Several minutes later, Lauren emerged from the bathroom. I immediately noticed two things. First, she'd released her long hair from the beret and if she was not a natural redhead I couldn't tell. Just when I thought she couldn't look any more beautiful, the way her auburn locks framed her face and those green eyes sent me swooning again.

Second, she was still wearing my sweater.

And, very possibly, nothing else.

The term "coltish figure" seemed to be made for her. And so did the sweater, which covered her just a couple of centimeters more than what would be considered indecent. At least in public. Sitting on the floor, I was at eye level with the top of her legs, which were quite well-formed, like a dancer's. I was not only swooning, I was blushing.

"Hey, song guy, you came along," Lauren said, remembering that I had provided a few titles of popular hits back in Casual Dining Emporium, which already seemed like a hundred years ago.

And she proceeded directly to the chair where Ben was, and sat on his lap. I think Ben was as startled by this as I was disheartened.

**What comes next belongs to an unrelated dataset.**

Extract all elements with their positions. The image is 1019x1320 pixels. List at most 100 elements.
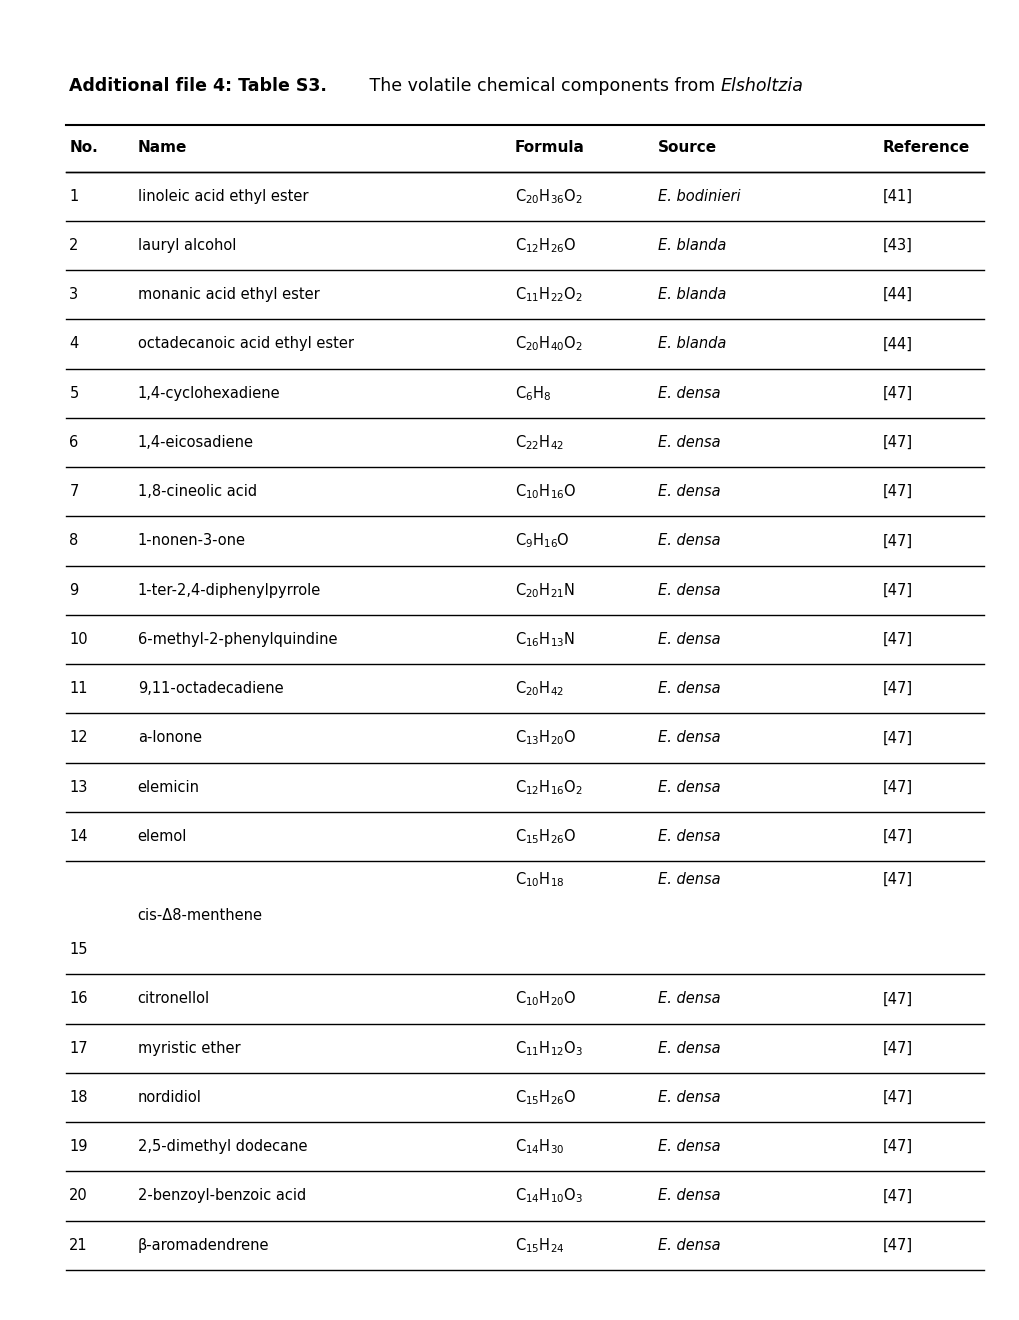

"Yes, well, I don't think there will be any speakers blasting random music in this room," I replied dryly.

"You're so funny."

But funny didn't seem to be an attribute that interested Lauren very much.

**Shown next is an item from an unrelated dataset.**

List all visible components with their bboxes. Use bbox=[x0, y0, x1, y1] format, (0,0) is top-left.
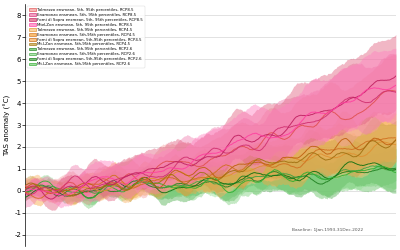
Legend: Tolmezzo ensmean, 5th, 95th percentiles, RCP8.5, Enamonzo ensmean, 5th, 95th per: Tolmezzo ensmean, 5th, 95th percentiles,… bbox=[27, 6, 145, 68]
Text: Baseline: 1Jan.1993-31Dec.2022: Baseline: 1Jan.1993-31Dec.2022 bbox=[292, 228, 363, 232]
Y-axis label: TAS anomaly (°C): TAS anomaly (°C) bbox=[4, 94, 11, 156]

I hung around a little longer, taking the time to accept the realization that I was not likely to get my sweater back that night.

"Well, it's getting late," I announced, using a line that Ben would understand. Our little gang meant that not so much as a message that it was actually getting late, but that someone was bored or tired of what was going on or the way a conversation is headed. The last time several of the others in the gang started ripping on Toto IV, I had invoked that phrase myself.

Ben asked Lauren if she would get up for a moment. She did and spread herself across the chair, bare legs hanging seductively over one arm. Ben accompanied me to the hotel room door.

"Sorry, man," he apologized quietly.

"Not your fault. Just try to retrieve my sweater."

"I will. Drive safely."

And with that, I walked out and quickly exited the hotel, thinking that perhaps the next sweater I could buy should be the yellow one with a diagonal black stripe... the one that Charlie Brown always wore in Peanuts. No woman would think to want to borrow that one.

The night had one final insult to deliver. In the short time that I had been in the hotel, the breeze that was blowing had become a strong wind, which was delivering sideways snow in prodigious amounts. Enough of it had landed on parts of the car, including the front windshield, to require a cleaning off—and I had neither a snow brush nor gloves. And, of course, I didn't have a sweater on either. I shivered violently all the way home.

Three days later, Ben called to apologize for two things: first, that Lauren had made a choice of her favorite male at Casual Dining Emporium before I'd even arrived, and second, he didn't have my sweater.

"She thinks that I was the one who lent it to her, and since I guess we're dating now, she doesn't think she needs to give it back."

"Great, it's been getting more attention than I am."

"Well, maybe it will be your lucky sweater."

It was another couple of months before I got it back, but I did. And no, it's not been particularly lucky for me since then, St. Patrick's Day or not.